All foreign influences are suspect, and contact with foreigners either in China or abroad is enough to sound warning bells with the authorities. The Mandarin language, once known as “Han Yu” ( the language of the Han) has this year been re-invented as “Guo Yu” ( The National language). Any student heard speaking their own “Yu” on campus, in the dorms and particularly in class is severely reprimanded and told to speak the language of their country. The tell-tale warnings of looming monolingualism to come can be seen around the college grounds where Uyghur script on previously bi-lingual signs has been crudely taped over, leaving only Mandarin. “We are even forbidden from talking to each other in our mother tongue,” said Gulnur, a first-year history major, for whom Mandarin does not come easily. Brought up in a remote southern Xinjiang village, she grew up speaking exclusively Uyghur and is struggling to catch up with the mountain of specialist vocabulary and characters vital for her major.
“One of my roommates was on the phone to a girlfriend in Uzbekistan. Two hours after he hung up, five armed police turned up to take him away. He hasn’t been heard from since,” said Polat, a postgraduate student who lives off-campus.

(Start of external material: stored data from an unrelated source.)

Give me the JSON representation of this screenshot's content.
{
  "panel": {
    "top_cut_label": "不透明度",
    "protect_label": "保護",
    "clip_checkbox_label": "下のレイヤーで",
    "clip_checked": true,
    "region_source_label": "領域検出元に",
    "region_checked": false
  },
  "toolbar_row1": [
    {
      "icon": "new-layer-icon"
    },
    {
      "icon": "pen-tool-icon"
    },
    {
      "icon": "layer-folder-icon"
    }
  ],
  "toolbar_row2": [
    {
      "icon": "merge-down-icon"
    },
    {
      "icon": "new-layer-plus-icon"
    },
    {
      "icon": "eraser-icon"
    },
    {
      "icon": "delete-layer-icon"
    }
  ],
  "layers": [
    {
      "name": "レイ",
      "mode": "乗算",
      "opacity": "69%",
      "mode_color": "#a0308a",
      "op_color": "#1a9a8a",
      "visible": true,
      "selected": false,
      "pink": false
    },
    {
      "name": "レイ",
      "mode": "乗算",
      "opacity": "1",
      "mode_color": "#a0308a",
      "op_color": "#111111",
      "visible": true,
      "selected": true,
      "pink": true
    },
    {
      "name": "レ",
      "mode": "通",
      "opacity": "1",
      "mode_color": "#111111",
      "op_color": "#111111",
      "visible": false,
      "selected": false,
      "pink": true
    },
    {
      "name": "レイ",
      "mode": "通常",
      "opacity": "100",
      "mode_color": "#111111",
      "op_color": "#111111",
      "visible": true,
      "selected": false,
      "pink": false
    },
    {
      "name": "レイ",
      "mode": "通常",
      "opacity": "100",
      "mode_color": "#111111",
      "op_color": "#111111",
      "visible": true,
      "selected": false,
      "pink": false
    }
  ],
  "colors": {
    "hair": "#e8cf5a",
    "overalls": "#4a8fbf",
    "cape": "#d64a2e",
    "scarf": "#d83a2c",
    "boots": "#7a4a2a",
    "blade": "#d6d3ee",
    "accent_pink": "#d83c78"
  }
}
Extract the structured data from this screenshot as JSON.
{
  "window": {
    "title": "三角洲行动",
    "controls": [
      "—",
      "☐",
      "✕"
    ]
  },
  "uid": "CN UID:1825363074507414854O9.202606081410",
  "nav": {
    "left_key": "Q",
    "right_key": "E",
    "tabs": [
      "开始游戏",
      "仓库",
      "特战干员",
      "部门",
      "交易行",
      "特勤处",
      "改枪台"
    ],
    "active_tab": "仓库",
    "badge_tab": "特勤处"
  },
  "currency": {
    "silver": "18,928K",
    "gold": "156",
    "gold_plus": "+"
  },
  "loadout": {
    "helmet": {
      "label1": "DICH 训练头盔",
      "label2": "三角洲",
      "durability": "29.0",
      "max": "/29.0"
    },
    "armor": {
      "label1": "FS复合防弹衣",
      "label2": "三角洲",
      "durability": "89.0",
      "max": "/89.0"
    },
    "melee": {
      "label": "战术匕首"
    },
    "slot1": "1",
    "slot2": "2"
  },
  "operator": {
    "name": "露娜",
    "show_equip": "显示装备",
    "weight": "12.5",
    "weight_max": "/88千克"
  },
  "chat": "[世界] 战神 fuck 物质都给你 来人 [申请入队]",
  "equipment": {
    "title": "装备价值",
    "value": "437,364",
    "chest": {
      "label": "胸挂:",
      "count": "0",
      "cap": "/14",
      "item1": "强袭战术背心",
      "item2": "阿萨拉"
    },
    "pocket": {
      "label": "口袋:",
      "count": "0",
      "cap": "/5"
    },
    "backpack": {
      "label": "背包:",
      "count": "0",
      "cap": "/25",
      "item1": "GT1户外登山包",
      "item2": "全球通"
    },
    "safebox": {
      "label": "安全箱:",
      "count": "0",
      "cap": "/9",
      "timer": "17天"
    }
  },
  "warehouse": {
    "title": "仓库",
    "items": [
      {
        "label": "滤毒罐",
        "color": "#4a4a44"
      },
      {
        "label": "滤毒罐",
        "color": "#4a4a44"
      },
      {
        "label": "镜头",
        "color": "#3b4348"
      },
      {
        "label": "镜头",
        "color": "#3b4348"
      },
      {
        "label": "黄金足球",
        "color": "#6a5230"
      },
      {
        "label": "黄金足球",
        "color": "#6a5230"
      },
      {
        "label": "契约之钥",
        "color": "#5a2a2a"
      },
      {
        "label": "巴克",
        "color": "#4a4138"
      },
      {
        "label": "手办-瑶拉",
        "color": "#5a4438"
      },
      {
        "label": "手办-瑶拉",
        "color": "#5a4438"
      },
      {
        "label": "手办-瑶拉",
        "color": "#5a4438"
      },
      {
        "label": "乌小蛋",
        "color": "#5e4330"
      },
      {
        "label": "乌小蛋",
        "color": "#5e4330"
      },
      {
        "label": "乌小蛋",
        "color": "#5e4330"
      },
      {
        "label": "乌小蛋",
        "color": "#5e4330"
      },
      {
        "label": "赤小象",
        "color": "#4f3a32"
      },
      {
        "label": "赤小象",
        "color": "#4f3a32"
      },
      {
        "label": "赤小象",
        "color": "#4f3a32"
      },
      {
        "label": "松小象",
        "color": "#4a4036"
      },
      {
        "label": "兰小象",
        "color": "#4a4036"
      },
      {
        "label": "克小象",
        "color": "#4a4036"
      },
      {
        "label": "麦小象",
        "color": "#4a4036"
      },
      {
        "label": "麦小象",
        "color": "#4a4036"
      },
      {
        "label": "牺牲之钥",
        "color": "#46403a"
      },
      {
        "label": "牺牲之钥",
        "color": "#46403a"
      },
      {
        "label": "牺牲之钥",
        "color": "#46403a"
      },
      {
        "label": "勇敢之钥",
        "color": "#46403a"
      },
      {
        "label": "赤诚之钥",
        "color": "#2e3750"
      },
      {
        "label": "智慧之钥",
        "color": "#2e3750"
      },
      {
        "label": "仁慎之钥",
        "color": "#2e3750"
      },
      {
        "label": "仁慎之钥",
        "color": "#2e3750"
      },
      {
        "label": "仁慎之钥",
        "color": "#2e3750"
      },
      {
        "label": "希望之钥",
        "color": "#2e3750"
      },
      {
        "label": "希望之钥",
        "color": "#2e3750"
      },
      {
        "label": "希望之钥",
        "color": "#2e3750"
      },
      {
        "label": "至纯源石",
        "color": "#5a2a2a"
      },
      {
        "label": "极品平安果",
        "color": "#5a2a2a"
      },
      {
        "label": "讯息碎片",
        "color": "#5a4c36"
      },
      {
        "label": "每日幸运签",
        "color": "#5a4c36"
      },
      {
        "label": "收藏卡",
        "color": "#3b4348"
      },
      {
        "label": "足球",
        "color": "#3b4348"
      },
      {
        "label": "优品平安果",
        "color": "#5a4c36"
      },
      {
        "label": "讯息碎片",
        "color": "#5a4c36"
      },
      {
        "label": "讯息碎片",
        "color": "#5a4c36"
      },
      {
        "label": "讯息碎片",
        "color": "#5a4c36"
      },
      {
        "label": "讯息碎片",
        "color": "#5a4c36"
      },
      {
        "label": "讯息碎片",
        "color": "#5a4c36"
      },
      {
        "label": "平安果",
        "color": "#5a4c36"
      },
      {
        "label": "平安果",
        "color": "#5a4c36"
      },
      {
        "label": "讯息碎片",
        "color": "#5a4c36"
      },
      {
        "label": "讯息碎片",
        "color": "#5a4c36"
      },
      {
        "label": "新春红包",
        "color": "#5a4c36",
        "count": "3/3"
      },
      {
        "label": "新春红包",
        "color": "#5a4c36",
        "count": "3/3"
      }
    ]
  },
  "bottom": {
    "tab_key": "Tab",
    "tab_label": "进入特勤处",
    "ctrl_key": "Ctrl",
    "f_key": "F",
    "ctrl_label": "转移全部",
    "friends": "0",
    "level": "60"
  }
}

Life for students is lived on the edge of fear and continual self-censorship. “We monitor ourselves, our friendships, our words, and even our thoughts,” said Abdullah most of whose relatives are in some form of detention and whose mother is caring for 12 children of “disappeared” neighbors and relatives in the south of the region. “Sometimes I don’t know how one person can bear so much stress and emotional pain,” he said. “But we are all living through this nightmare, and no one knows when it will end.”
Night-time raids are the norm leaving no room to let your guard down in the evening. “We always have one ear on the stairs and one on the landing,” said Polat. “We listen to the kind of footsteps and whether they are accompanied by walkie-talkies,” he said. “We have learned to distinguish between friend and foe.”
“We breathe a sigh of relief when the knock on the door is for somebody else or the guy next door. But there is always tomorrow. We will never know”.